UK granted ‘listed status’ to protect movement of horses

With only 16 days to go until the Brexit deadline, the UK has been granted ‘national listed status’ by the European Union, which will ensure that racehorses can move across the borders in the event of a no-deal Brexit. 

While barriers to ‘seamless’ movement will still be in place, the third-country status is hoped to provide certainty for owners and trainers looking to race their horses in European meetings.

British Horseracing Authority Executive Director Will Lambe commented: “This is very welcome news for our sector, and provides some important certainty ahead of a 31st October departure from the EU. 

“There will still be additional requirements for our participants wishing to travel a horse into the EU, but full guidance and assistance is available. We continue to support and appreciate the UK Government’s position that there will be no immediate change to arrangements for thoroughbreds travelling into the UK in the event of no deal.”

As it stands, the movement of horses between France, Ireland and the UK is protected by the Tripartite agreement. If no deal is reached by 31 October the Tripartite Agreement will cease to exist, and both racehorses and breeding stock will not be able to travel between the EU and the UK at all.

The current racing calendar is estimated to generate £11.5bn in bets for UK bookmakers, so it’s safe to say that any barriers to the movement of horses will have severe knock-on effects. 

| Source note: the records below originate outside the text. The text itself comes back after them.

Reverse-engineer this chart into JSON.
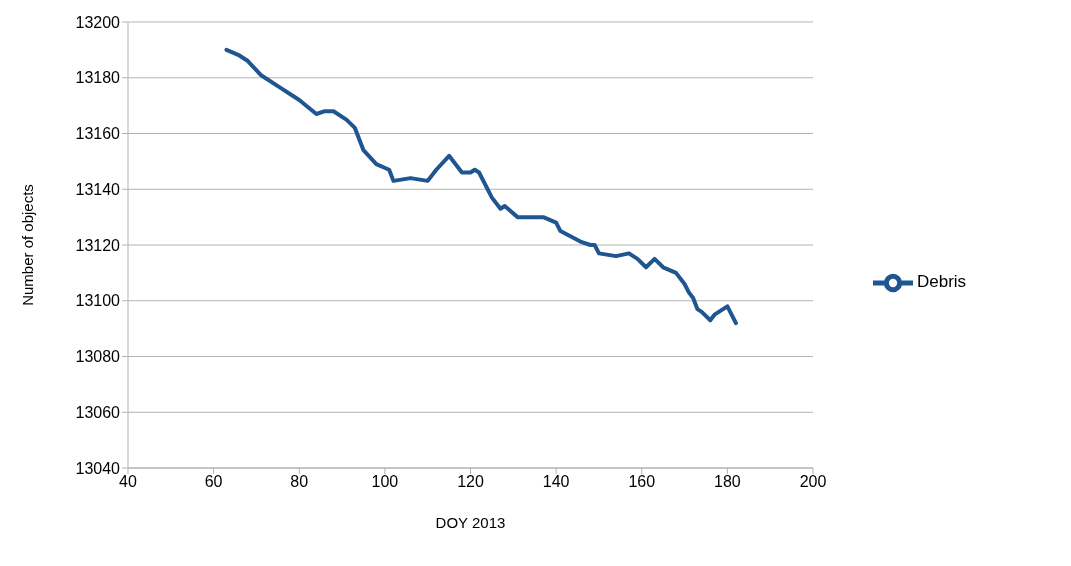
{
  "chart_data": {
    "type": "line",
    "xlabel": "DOY 2013",
    "ylabel": "Number of objects",
    "xlim": [
      40,
      200
    ],
    "xticks": [
      40,
      60,
      80,
      100,
      120,
      140,
      160,
      180,
      200
    ],
    "ylim": [
      13040,
      13200
    ],
    "yticks": [
      13040,
      13060,
      13080,
      13100,
      13120,
      13140,
      13160,
      13180,
      13200
    ],
    "grid": "y",
    "legend": "right",
    "marker": "none",
    "line_style": "solid",
    "x": [
      63,
      66,
      68,
      71,
      75,
      80,
      84,
      86,
      88,
      91,
      93,
      95,
      98,
      101,
      102,
      106,
      110,
      112,
      115,
      118,
      120,
      121,
      122,
      125,
      127,
      128,
      131,
      137,
      140,
      141,
      146,
      148,
      149,
      150,
      154,
      157,
      159,
      161,
      163,
      165,
      168,
      170,
      171,
      172,
      173,
      174,
      176,
      177,
      180,
      182
    ],
    "series": [
      {
        "name": "Debris",
        "color": "#1f5591",
        "values": [
          13190,
          13188,
          13186,
          13181,
          13177,
          13172,
          13167,
          13168,
          13168,
          13165,
          13162,
          13154,
          13149,
          13147,
          13143,
          13144,
          13143,
          13147,
          13152,
          13146,
          13146,
          13147,
          13146,
          13137,
          13133,
          13134,
          13130,
          13130,
          13128,
          13125,
          13121,
          13120,
          13120,
          13117,
          13116,
          13117,
          13115,
          13112,
          13115,
          13112,
          13110,
          13106,
          13103,
          13101,
          13097,
          13096,
          13093,
          13095,
          13098,
          13092
        ]
      }
    ]
  }
}
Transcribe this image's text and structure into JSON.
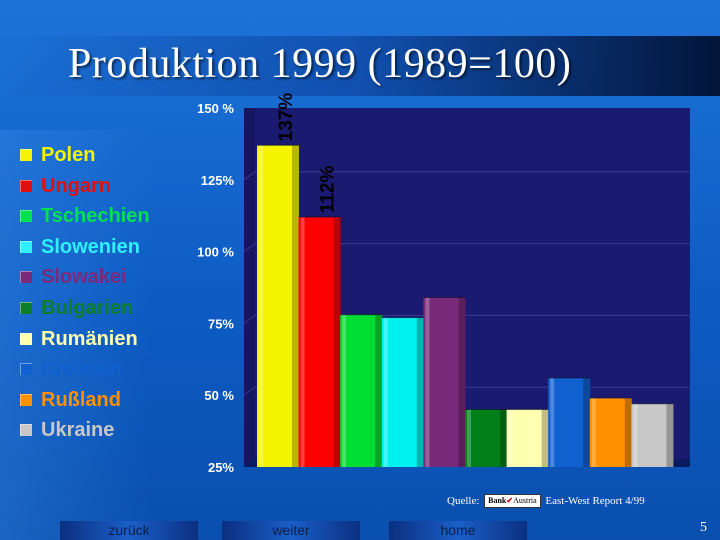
{
  "title": "Produktion 1999 (1989=100)",
  "chart_data": {
    "type": "bar",
    "categories": [
      "Polen",
      "Ungarn",
      "Tschechien",
      "Slowenien",
      "Slowakei",
      "Bulgarien",
      "Rumänien",
      "Kroatien",
      "Rußland",
      "Ukraine"
    ],
    "values": [
      137,
      112,
      78,
      77,
      84,
      45,
      45,
      56,
      49,
      47
    ],
    "colors": [
      "#f4f400",
      "#ff0000",
      "#00dd33",
      "#00f0f0",
      "#7a2a7a",
      "#007f1a",
      "#ffffb0",
      "#1060d0",
      "#ff9000",
      "#c8c8c8"
    ],
    "data_labels": [
      "137%",
      "112%",
      "",
      "",
      "",
      "",
      "",
      "",
      "",
      ""
    ],
    "y_ticks": [
      "150 %",
      "125%",
      "100 %",
      "75%",
      "50 %",
      "25%"
    ],
    "ylim": [
      25,
      150
    ],
    "grid": true,
    "legend": "left"
  },
  "legend": [
    {
      "label": "Polen",
      "color": "#f4f400"
    },
    {
      "label": "Ungarn",
      "color": "#e01010"
    },
    {
      "label": "Tschechien",
      "color": "#00e050"
    },
    {
      "label": "Slowenien",
      "color": "#30f0ff"
    },
    {
      "label": "Slowakei",
      "color": "#7a2a7a"
    },
    {
      "label": "Bulgarien",
      "color": "#0c7d2a"
    },
    {
      "label": "Rumänien",
      "color": "#ffffb0"
    },
    {
      "label": "Kroatien",
      "color": "#1060d0"
    },
    {
      "label": "Rußland",
      "color": "#ff9000"
    },
    {
      "label": "Ukraine",
      "color": "#c8c8c8"
    }
  ],
  "source": {
    "prefix": "Quelle:",
    "logo_left": "Bank",
    "logo_right": "Austria",
    "suffix": "East-West Report 4/99"
  },
  "nav": {
    "back": "zurück",
    "next": "weiter",
    "home": "home"
  },
  "page_number": "5"
}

The new listed status will ensure movement can still continue, but those looking to move racehorses will need to comply with new requirements such as going through the correct EU border inspection posts and adherence with certain veterinary protocols. 

Earlier this month, the UK racing industry was warned that it needs to begin making plans ahead of a potential no-deal Brexit scenario, in a note issued by the Brexit Steering Group

It was emphasised that ‘the political situation regarding the United Kingdom’s withdrawal from the European Union, currently scheduled for 31 October, remains unpredictable’, and the Group advised industry participants to ‘start making plans for how a no-deal Brexit might affect them.’

Third country status has previously been awarded to the UK back in the spring of this year, however this was only granted one day before the initial Brexit deadline. 

The EU’s decision to award the status to the UK so far in advance of 31 October on this occasion could suggest that Boris Johnson’s government is more likely to pursue a no-deal Brexit.